As Daniel Kahneman observed in his book Thinking, Fast and Slow, there are two principal modes of human thinking. In a crisis, like our current one, our instinct is to think fast, simplify and leap to conclusions. But when we do this, we tend to rush and by rushing we risk neglecting the all-important slow thinking, reflecting and anticipating.
Let us examine how to think slower, to safeguard our intellectual property (IP) rights. After all, COVID-19 means that an especially well thought-out plan is required, to ensure that critical IP matters do not fall by the wayside against the backdrop of a global health crisis.
When people are working from home, they tend to work in a manner similar to that of when they were ‘at work’, not recognising the risks inherent in the different setting.
It is important that your people remain vigilant in their standard IP practices, even while away from corporate headquarters. After all, once your employees return to the office, they don’t want to be surprised by lapsed protections on some of your organisation’s IP.

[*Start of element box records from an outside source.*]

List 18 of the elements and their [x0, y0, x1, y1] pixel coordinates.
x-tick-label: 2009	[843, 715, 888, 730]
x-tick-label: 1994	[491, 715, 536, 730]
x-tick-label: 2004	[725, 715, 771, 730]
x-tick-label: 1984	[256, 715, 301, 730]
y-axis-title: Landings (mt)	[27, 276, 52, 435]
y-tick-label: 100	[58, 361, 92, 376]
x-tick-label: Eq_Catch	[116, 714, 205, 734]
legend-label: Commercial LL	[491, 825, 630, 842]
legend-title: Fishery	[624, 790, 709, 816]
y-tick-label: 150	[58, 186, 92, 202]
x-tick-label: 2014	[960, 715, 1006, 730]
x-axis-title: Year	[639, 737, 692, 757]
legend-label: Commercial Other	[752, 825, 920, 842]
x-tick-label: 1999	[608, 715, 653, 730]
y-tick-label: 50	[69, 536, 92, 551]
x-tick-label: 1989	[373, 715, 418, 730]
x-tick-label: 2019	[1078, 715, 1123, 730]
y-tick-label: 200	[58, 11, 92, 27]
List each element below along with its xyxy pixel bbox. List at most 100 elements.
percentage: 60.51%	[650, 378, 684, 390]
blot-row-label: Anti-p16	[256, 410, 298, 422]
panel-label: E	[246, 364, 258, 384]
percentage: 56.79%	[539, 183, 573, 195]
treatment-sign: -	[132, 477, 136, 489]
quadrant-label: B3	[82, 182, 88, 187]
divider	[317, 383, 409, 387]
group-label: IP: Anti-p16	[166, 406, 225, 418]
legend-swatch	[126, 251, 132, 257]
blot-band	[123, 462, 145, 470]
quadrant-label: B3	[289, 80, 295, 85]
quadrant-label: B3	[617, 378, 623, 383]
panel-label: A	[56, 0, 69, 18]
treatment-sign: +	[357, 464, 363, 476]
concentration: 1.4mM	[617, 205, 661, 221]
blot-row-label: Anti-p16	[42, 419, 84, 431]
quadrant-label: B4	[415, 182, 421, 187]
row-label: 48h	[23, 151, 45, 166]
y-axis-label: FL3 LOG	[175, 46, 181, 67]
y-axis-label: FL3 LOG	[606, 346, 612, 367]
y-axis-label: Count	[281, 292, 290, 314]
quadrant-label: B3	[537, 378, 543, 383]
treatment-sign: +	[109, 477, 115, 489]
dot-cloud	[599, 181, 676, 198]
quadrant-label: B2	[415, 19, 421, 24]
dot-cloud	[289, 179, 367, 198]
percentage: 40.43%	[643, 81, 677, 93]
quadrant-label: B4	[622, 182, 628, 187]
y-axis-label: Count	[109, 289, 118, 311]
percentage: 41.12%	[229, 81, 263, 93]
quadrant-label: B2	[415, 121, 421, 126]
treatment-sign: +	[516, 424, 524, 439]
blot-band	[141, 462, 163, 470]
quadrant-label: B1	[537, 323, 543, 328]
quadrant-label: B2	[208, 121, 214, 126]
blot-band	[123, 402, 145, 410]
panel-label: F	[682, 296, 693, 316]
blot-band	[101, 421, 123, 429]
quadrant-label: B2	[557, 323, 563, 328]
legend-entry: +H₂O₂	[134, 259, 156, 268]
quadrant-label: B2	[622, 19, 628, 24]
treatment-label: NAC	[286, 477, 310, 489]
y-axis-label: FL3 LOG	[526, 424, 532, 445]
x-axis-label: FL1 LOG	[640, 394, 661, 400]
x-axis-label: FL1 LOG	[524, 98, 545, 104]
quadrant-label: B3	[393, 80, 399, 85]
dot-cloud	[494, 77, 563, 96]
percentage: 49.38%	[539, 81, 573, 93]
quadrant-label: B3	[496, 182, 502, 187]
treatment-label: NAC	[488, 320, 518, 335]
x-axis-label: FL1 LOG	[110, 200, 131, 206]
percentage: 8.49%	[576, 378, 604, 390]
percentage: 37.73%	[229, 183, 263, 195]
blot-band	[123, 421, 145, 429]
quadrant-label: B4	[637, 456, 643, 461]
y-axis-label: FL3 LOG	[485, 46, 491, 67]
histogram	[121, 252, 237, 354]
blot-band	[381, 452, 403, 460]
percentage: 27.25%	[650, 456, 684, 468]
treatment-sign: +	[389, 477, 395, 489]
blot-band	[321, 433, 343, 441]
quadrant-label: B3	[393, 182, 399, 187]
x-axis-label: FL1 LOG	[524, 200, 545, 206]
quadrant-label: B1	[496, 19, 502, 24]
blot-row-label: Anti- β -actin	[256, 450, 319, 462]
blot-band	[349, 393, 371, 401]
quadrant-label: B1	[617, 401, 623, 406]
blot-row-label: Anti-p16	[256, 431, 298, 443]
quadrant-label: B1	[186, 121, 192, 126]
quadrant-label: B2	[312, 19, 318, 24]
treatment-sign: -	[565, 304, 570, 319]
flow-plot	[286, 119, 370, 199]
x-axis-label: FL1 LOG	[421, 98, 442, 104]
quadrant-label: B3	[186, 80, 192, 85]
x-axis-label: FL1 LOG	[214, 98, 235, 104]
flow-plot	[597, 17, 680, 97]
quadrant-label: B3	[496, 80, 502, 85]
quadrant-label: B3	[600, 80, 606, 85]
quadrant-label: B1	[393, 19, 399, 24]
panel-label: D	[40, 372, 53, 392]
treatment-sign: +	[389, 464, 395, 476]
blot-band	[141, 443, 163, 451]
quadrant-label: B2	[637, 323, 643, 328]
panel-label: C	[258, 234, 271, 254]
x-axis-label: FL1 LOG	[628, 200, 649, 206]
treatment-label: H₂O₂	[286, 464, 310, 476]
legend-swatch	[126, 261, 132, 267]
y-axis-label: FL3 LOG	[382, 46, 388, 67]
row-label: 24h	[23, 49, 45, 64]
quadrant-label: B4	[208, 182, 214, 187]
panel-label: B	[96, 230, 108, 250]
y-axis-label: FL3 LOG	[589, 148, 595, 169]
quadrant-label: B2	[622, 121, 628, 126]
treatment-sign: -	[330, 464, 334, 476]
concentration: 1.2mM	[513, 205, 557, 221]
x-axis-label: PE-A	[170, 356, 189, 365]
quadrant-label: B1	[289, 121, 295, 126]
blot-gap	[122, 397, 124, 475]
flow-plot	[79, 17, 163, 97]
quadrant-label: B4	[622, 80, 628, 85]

To avoid unintentional IP loss, remind employees and contractors to be aware of protections to be observed when using and disposing of confidential information. In addition, ask that they save information only on company storage systems; use only company computers, if available, to perform work; avoid unsecured sites while sharing documents; and refrain from using personal e-mail to transmit work-related data.
Review of agreements
Ensure that any royalty/minimum payments are continuing to be made or consider alternate payment arrangements, to avoid termination of agreement and loss of licensed-in IP rights.
There is a likelihood that companies may enter bankruptcy during the COVID-19 pandemic or thereafter. If your business is struggling financially and does not have the financial resources to maintain your rights when fees are due to be paid, talk to your lawyer.
This is especially true if you have rights to many marks in many countries and can’t afford to maintain all rights in all countries. You don’t want your registered rights to lapse, and third parties to try to take advantage of the situation by infringing on them or trying to register the mark themselves.
I have been approached by several corporate clients requesting a ‘reprieve’ from invoices for a certain period of time and also that we place all but the critical work on hold. Others have requested special discounts during this time noting that the businesses are struggling. Many lawyers are willing to assist clients with such requests, although a well -established relation with the client certainly assists in a law firm deciding to honour requests like these.
Review all IP agreements (including licenses, joint ownership, joint development and research agreements) to maintain your obligations to keep agreements in force. During the review, determine which obligations can be delayed due to force majeure and what the requirements are – both during and after the force majeure period.
Deadlines and extensions
With remote working and perhaps a reduced staff for in-house lawyers or the IP team, leaders are advised to commit personnel and financial resources to meeting deadlines.
Many businesses and trade mark registries are not working at optimal capacity, and in some cases, are closed for long periods of time. As such, deadlines may be missed, including:
· filing renewals of patents or trade marks,
· filing statements of use of a trade mark,
· filing an application to claim convention priority based on a file of the same mark in another country,
· responding to office actions rendered by the patent or trade mark office, and
· filing documents at courts where litigation is involved.
In many cases, registries will grant automatic extensions without request, but each will have its own rules – depending on the situation in the specific country at the time. The World Intellectual Property Office (WIPO) has a website that provides information on what measures and extensions of deadlines have been adopted by various IP offices in the world to deal with Covid-19 related issues. https://www.wipo.int/covid19-policy-tracker/#/covid19-policy-tracker/ipo-operations
It’s important to be aware that different countries offer different special deadlines. What’s more, these will expire at different times. Don’t count on every IP office being willing to grant one, and don’t assume an automatic extension, just because one country granted them.
“First to file”
Most intellectual property offices operate on a “first to file” basis and as such, hesitating now could lead to someone else filing before you. The first to file usually has the senior rights, unless the rights are in a country that recognises common law rights through use.
If you intend to file for IP protection, but are unsure of when you will actually do so, consider the impact of a deferral. By hesitating, you may lose not only priority over a competing party, but also any costs, effort, and time already invested in developing the IP.
It is a good idea to file at least the first application now, or as soon as possible. If you do, you can delay filing for the same mark in other countries for up to six months and still preserve the filing date of the first application – provided that you claim convention priority through the Paris Convention when filing in other countries.
With regard to hearings before the registrar or enforcement matters before a court, it is important to be aware that, in light of the pandemic, some matters will likely not be heard for some time. Alternatively, if your matter is urgent, it may be heard on a virtual basis and not in person, as you might have expected.
In conclusion, whenever IP rights are on the table, there must be a plan in place. But now, more than ever, what’s needed is slow thinking, reflection and anticipation – not haste – if we are to yield a well thought-out IP protection plan that contains clear priorities.